Sunday, February 15, 2009

~~Is knowing or not knowing the true reality of a situation? People go through their everyday lives not knowing a lot of stuff and are usually the better for it. That is their reality, however confusing and not up to par it may be. And then there are those times when you find out something that maybe you shouldn't have known that throws your world in a complete spiral. Then that becomes your reality. But can we pick and choose which one we'd rather believe? We choose everything else. What we want to eat, what we want to watch on tv, where we want to go. Why can't we choose our reality? I wish that option was available to us, because believe me, my life would be a lot less complicated if I did get to choose. Granted, some things we NEED to hear and other things are "luxuries". Even though these other things are not very luxurious at all.

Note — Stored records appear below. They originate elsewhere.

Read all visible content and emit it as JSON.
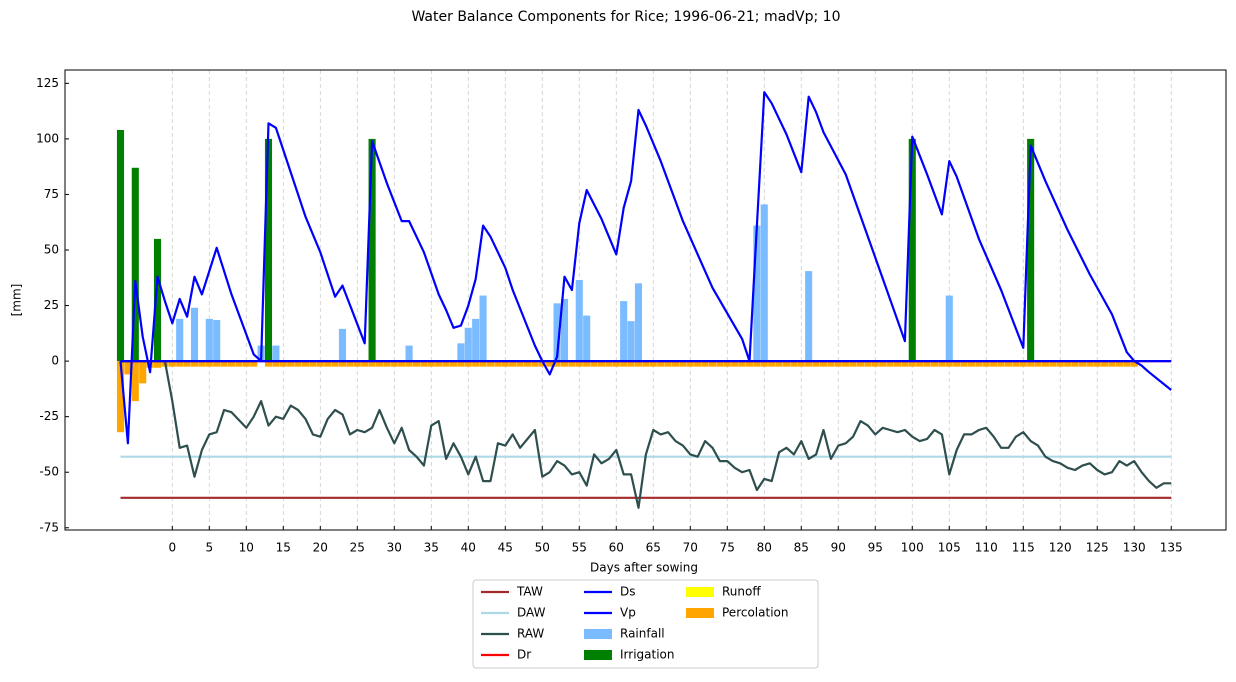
{
  "chart_data": {
    "type": "combo",
    "title": "Water Balance Components for Rice; 1996-06-21; madVp; 10",
    "x_label": "Days after sowing",
    "y_label": "[mm]",
    "xlim": [
      -14.5,
      142.4
    ],
    "ylim": [
      -76,
      131
    ],
    "xticks": [
      0,
      5,
      10,
      15,
      20,
      25,
      30,
      35,
      40,
      45,
      50,
      55,
      60,
      65,
      70,
      75,
      80,
      85,
      90,
      95,
      100,
      105,
      110,
      115,
      120,
      125,
      130,
      135
    ],
    "yticks": [
      -75,
      -50,
      -25,
      0,
      25,
      50,
      75,
      100,
      125
    ],
    "grid": "x",
    "legend": "bottom",
    "series": [
      {
        "name": "TAW",
        "type": "line",
        "color": "#a52a2a",
        "x": [
          -7,
          135
        ],
        "values": [
          -61.5,
          -61.5
        ]
      },
      {
        "name": "DAW",
        "type": "line",
        "color": "#add8e6",
        "x": [
          -7,
          135
        ],
        "values": [
          -43,
          -43
        ]
      },
      {
        "name": "RAW",
        "type": "line",
        "color": "#2f4f4f",
        "x": [
          -7,
          -1,
          0,
          1,
          2,
          3,
          4,
          5,
          6,
          7,
          8,
          10,
          11,
          12,
          13,
          14,
          15,
          16,
          17,
          18,
          19,
          20,
          21,
          22,
          23,
          24,
          25,
          26,
          27,
          28,
          29,
          30,
          31,
          32,
          33,
          34,
          35,
          36,
          37,
          38,
          39,
          40,
          41,
          42,
          43,
          44,
          45,
          46,
          47,
          49,
          50,
          51,
          52,
          53,
          54,
          55,
          56,
          57,
          58,
          59,
          60,
          61,
          62,
          63,
          64,
          65,
          66,
          67,
          68,
          69,
          70,
          71,
          72,
          73,
          74,
          75,
          76,
          77,
          78,
          79,
          80,
          81,
          82,
          83,
          84,
          85,
          86,
          87,
          88,
          89,
          90,
          91,
          92,
          93,
          94,
          95,
          96,
          97,
          98,
          99,
          100,
          101,
          102,
          103,
          104,
          105,
          106,
          107,
          108,
          109,
          110,
          111,
          112,
          113,
          114,
          115,
          116,
          117,
          118,
          119,
          120,
          121,
          122,
          123,
          124,
          125,
          126,
          127,
          128,
          129,
          130,
          131,
          132,
          133,
          134,
          135
        ],
        "values": [
          0,
          0,
          -18,
          -39,
          -38,
          -52,
          -40,
          -33,
          -32,
          -22,
          -23,
          -30,
          -25,
          -18,
          -29,
          -25,
          -26,
          -20,
          -22,
          -26,
          -33,
          -34,
          -26,
          -22,
          -24,
          -33,
          -31,
          -32,
          -30,
          -22,
          -30,
          -37,
          -30,
          -40,
          -43,
          -47,
          -29,
          -27,
          -44,
          -37,
          -43,
          -51,
          -43,
          -54,
          -54,
          -37,
          -38,
          -33,
          -39,
          -31,
          -52,
          -50,
          -45,
          -47,
          -51,
          -50,
          -56,
          -42,
          -46,
          -44,
          -40,
          -51,
          -51,
          -66,
          -42,
          -31,
          -33,
          -32,
          -36,
          -38,
          -42,
          -43,
          -36,
          -39,
          -45,
          -45,
          -48,
          -50,
          -49,
          -58,
          -53,
          -54,
          -41,
          -39,
          -42,
          -36,
          -44,
          -42,
          -31,
          -44,
          -38,
          -37,
          -34,
          -27,
          -29,
          -33,
          -30,
          -31,
          -32,
          -31,
          -34,
          -36,
          -35,
          -31,
          -33,
          -51,
          -40,
          -33,
          -33,
          -31,
          -30,
          -34,
          -39,
          -39,
          -34,
          -32,
          -36,
          -38,
          -43,
          -45,
          -46,
          -48,
          -49,
          -47,
          -46,
          -49,
          -51,
          -50,
          -45,
          -47,
          -45,
          -50,
          -54,
          -57,
          -55,
          -55
        ]
      },
      {
        "name": "Dr",
        "type": "line",
        "color": "#ff0000",
        "x": [
          -7,
          135
        ],
        "values": [
          0,
          0
        ]
      },
      {
        "name": "Ds",
        "type": "line",
        "color": "#0000ff",
        "x": [
          -7,
          130,
          131,
          132,
          135
        ],
        "values": [
          0,
          0,
          -2,
          -5,
          -13
        ]
      },
      {
        "name": "Vp",
        "type": "line",
        "color": "#0000ff",
        "x": [
          -7,
          -6,
          -5,
          -4,
          -3,
          -2,
          -1,
          0,
          1,
          2,
          3,
          4,
          6,
          8,
          10,
          11,
          12,
          13,
          14,
          15,
          18,
          20,
          22,
          23,
          26,
          27,
          29,
          31,
          32,
          34,
          36,
          37,
          38,
          39,
          40,
          41,
          42,
          43,
          45,
          46,
          49,
          50,
          51,
          52,
          53,
          54,
          55,
          56,
          58,
          60,
          61,
          62,
          63,
          64,
          66,
          69,
          73,
          77,
          78,
          79,
          80,
          81,
          83,
          85,
          86,
          87,
          88,
          91,
          94,
          99,
          100,
          102,
          104,
          105,
          106,
          109,
          112,
          115,
          116,
          118,
          121,
          124,
          127,
          129,
          130,
          135
        ],
        "values": [
          0,
          -37,
          36,
          11,
          -5,
          38,
          27,
          17,
          28,
          20,
          38,
          30,
          51,
          30,
          12,
          3,
          0,
          107,
          105,
          95,
          65,
          49,
          29,
          34,
          8,
          99,
          80,
          63,
          63,
          49,
          30,
          23,
          15,
          16,
          25,
          37,
          61,
          56,
          42,
          32,
          7,
          0,
          -6,
          2,
          38,
          32,
          62,
          77,
          64,
          48,
          69,
          81,
          113,
          106,
          90,
          63,
          33,
          10,
          0,
          61,
          121,
          116,
          102,
          85,
          119,
          112,
          103,
          84,
          56,
          9,
          101,
          84,
          66,
          90,
          83,
          55,
          32,
          6,
          97,
          81,
          59,
          39,
          21,
          4,
          0,
          0
        ]
      },
      {
        "name": "Rainfall",
        "type": "bar",
        "color": "#7abcff",
        "x": [
          1,
          3,
          5,
          6,
          12,
          13,
          14,
          23,
          32,
          39,
          40,
          41,
          42,
          52,
          53,
          55,
          56,
          61,
          62,
          63,
          79,
          80,
          86,
          105
        ],
        "values": [
          19,
          24,
          19,
          18.5,
          7,
          7,
          7,
          14.5,
          7,
          8,
          15,
          19,
          29.5,
          26,
          28,
          36.5,
          20.5,
          27,
          18,
          35,
          61,
          70.5,
          40.5,
          29.5
        ]
      },
      {
        "name": "Irrigation",
        "type": "bar",
        "color": "#008000",
        "x": [
          -7,
          -5,
          -2,
          13,
          27,
          100,
          116
        ],
        "values": [
          104,
          87,
          55,
          100,
          100,
          100,
          100
        ]
      },
      {
        "name": "Runoff",
        "type": "bar",
        "color": "#ffff00",
        "x": [],
        "values": []
      },
      {
        "name": "Percolation",
        "type": "bar",
        "color": "#ffa500",
        "x": [
          -7,
          -6,
          -5,
          -4,
          -3,
          -2,
          -1,
          0,
          1,
          2,
          3,
          4,
          5,
          6,
          7,
          8,
          9,
          10,
          11,
          13,
          14,
          15,
          16,
          17,
          18,
          19,
          20,
          21,
          22,
          23,
          24,
          25,
          26,
          27,
          28,
          29,
          30,
          31,
          32,
          33,
          34,
          35,
          36,
          37,
          38,
          39,
          40,
          41,
          42,
          43,
          44,
          45,
          46,
          47,
          48,
          49,
          50,
          51,
          52,
          53,
          54,
          55,
          56,
          57,
          58,
          59,
          60,
          61,
          62,
          63,
          64,
          65,
          66,
          67,
          68,
          69,
          70,
          71,
          72,
          73,
          74,
          75,
          76,
          77,
          78,
          79,
          80,
          81,
          82,
          83,
          84,
          85,
          86,
          87,
          88,
          89,
          90,
          91,
          92,
          93,
          94,
          95,
          96,
          97,
          98,
          99,
          100,
          101,
          102,
          103,
          104,
          105,
          106,
          107,
          108,
          109,
          110,
          111,
          112,
          113,
          114,
          115,
          116,
          117,
          118,
          119,
          120,
          121,
          122,
          123,
          124,
          125,
          126,
          127,
          128,
          129,
          130
        ],
        "values": [
          -32,
          -6,
          -18,
          -10,
          -3,
          -3,
          -2.5,
          -2.5,
          -2.5,
          -2.5,
          -2.5,
          -2.5,
          -2.5,
          -2.5,
          -2.5,
          -2.5,
          -2.5,
          -2.5,
          -2.5,
          -2.5,
          -2.5,
          -2.5,
          -2.5,
          -2.5,
          -2.5,
          -2.5,
          -2.5,
          -2.5,
          -2.5,
          -2.5,
          -2.5,
          -2.5,
          -2.5,
          -2.5,
          -2.5,
          -2.5,
          -2.5,
          -2.5,
          -2.5,
          -2.5,
          -2.5,
          -2.5,
          -2.5,
          -2.5,
          -2.5,
          -2.5,
          -2.5,
          -2.5,
          -2.5,
          -2.5,
          -2.5,
          -2.5,
          -2.5,
          -2.5,
          -2.5,
          -2.5,
          -2.5,
          -2.5,
          -2.5,
          -2.5,
          -2.5,
          -2.5,
          -2.5,
          -2.5,
          -2.5,
          -2.5,
          -2.5,
          -2.5,
          -2.5,
          -2.5,
          -2.5,
          -2.5,
          -2.5,
          -2.5,
          -2.5,
          -2.5,
          -2.5,
          -2.5,
          -2.5,
          -2.5,
          -2.5,
          -2.5,
          -2.5,
          -2.5,
          -2.5,
          -2.5,
          -2.5,
          -2.5,
          -2.5,
          -2.5,
          -2.5,
          -2.5,
          -2.5,
          -2.5,
          -2.5,
          -2.5,
          -2.5,
          -2.5,
          -2.5,
          -2.5,
          -2.5,
          -2.5,
          -2.5,
          -2.5,
          -2.5,
          -2.5,
          -2.5,
          -2.5,
          -2.5,
          -2.5,
          -2.5,
          -2.5,
          -2.5,
          -2.5,
          -2.5,
          -2.5,
          -2.5,
          -2.5,
          -2.5,
          -2.5,
          -2.5,
          -2.5,
          -2.5,
          -2.5,
          -2.5,
          -2.5,
          -2.5,
          -2.5,
          -2.5,
          -2.5,
          -2.5,
          -2.5,
          -2.5,
          -2.5,
          -2.5,
          -2.5,
          -2.5
        ]
      }
    ]
  }
}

~~I want a time machine. The end.
~~That break that I so desperately needed from someone begins now. We, as friends, are on good terms. Me, as a person so in liking of this person, is a "make you fall to your knees crying" sort of situation. When did I lose the power, huh? I mean, its too late now. It's gone and I pray to God that one day I'll get it back...or at least share it. But today is not the day unfortunately. And I'm trying something new with old but new people and my heart is not in it. Maybe it isn't because it shouldn't be. Maybe it's not because I am, in fact, hung up on someone else. Who knows? I don't know if I really want to find out. I'm at a point now where I don't know if I WANT to be single or NEED to be single.
~~I'm making a change. I am stopping. I'm stopping this whole fucked up relationship. I'm stopping smoking (gradually). I am going to start over and enjoy life and myself. I'm going to stop worrying about stupid stuff and start living life like it needs to be lived. Harmoniously!